Memorandum by the Assistant Chief of the Division of European Affairs (Hickerson)

Sir Owen Chalkley, Commercial Counselor of the British Embassy, called at the Department of State today at my request and I informed him as follows:

Sir Owen would recall that on June 30, 1939, he had conferred with certain American officials at the United States Maritime Commission [Page 301] concerning the possibility of merchant shipbuilding being carried out for the British Government in American shipyards during the early stages of a major war. Sir Owen had also inquired concerning the extent to which existing facilities of United States yards are now in full use, and the extent to which United States yards are capable of expansion to meet exceptional demands. These questions are under consideration and it is expected that at a later date replies can be given.

During this conversation the question was also raised of the possibilities of there being made available for sale to the British Government vessels owned by the Maritime Commission in its Laid-up Fleet, and the periods of time and expenditures which would be required in getting the Laid-up Fleet ready to go to sea. As regards the availability of the present Laid-up Fleet of the Maritime Commission for the purpose above stated, no categorical statement could be given at this time in the absence of approval by the interested officials of the American Government, which would of course be a prerequisite to a definite commitment. The Maritime Commission has, however, assembled the figures in respect to the status of each vessel in the Laid-up Fleet; these figures give the type, size and speed of the various vessels in the Fleet, the amount of time and expenditures required to place each one in seaworthy condition, with the added information as to the amount of time and expenditures involved in meeting present American safety at sea and crews’ quarters laws. The amounts of expenditures for practicable increases in speed are also shown. I handed Sir Owen this table of figures prepared by the Maritime Commission.

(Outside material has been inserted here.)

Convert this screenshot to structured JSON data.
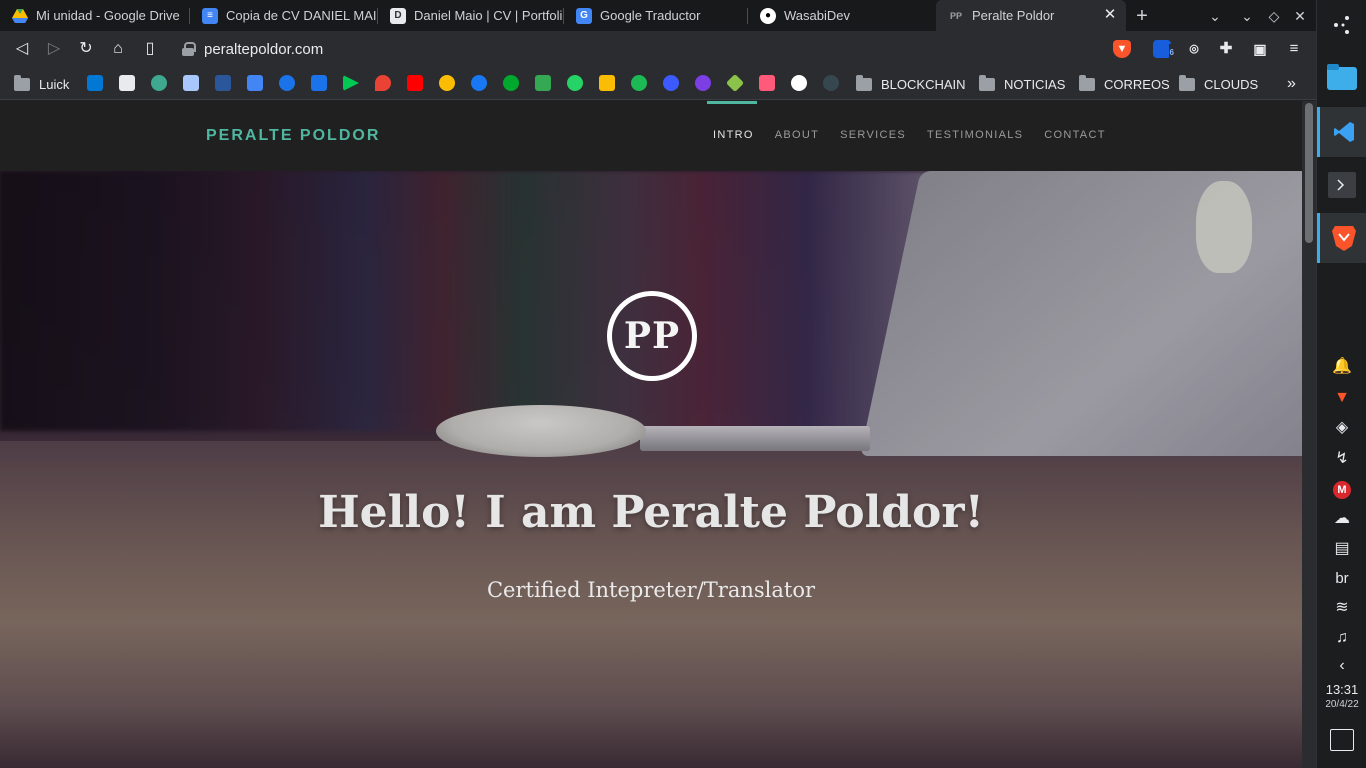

It should be borne in mind that these estimates, particularly as to time and cost, are necessarily based on existing conditions and might be exceeded due to circumstances and conditions which might prevail in the United States during a major conflict in Europe.

It is hardly necessary to add that the ultimate disposition of these vessels in the event of an emergency would depend upon the circumstances surrounding the emergency and the military and commercial needs of the United States in the light of those circumstances.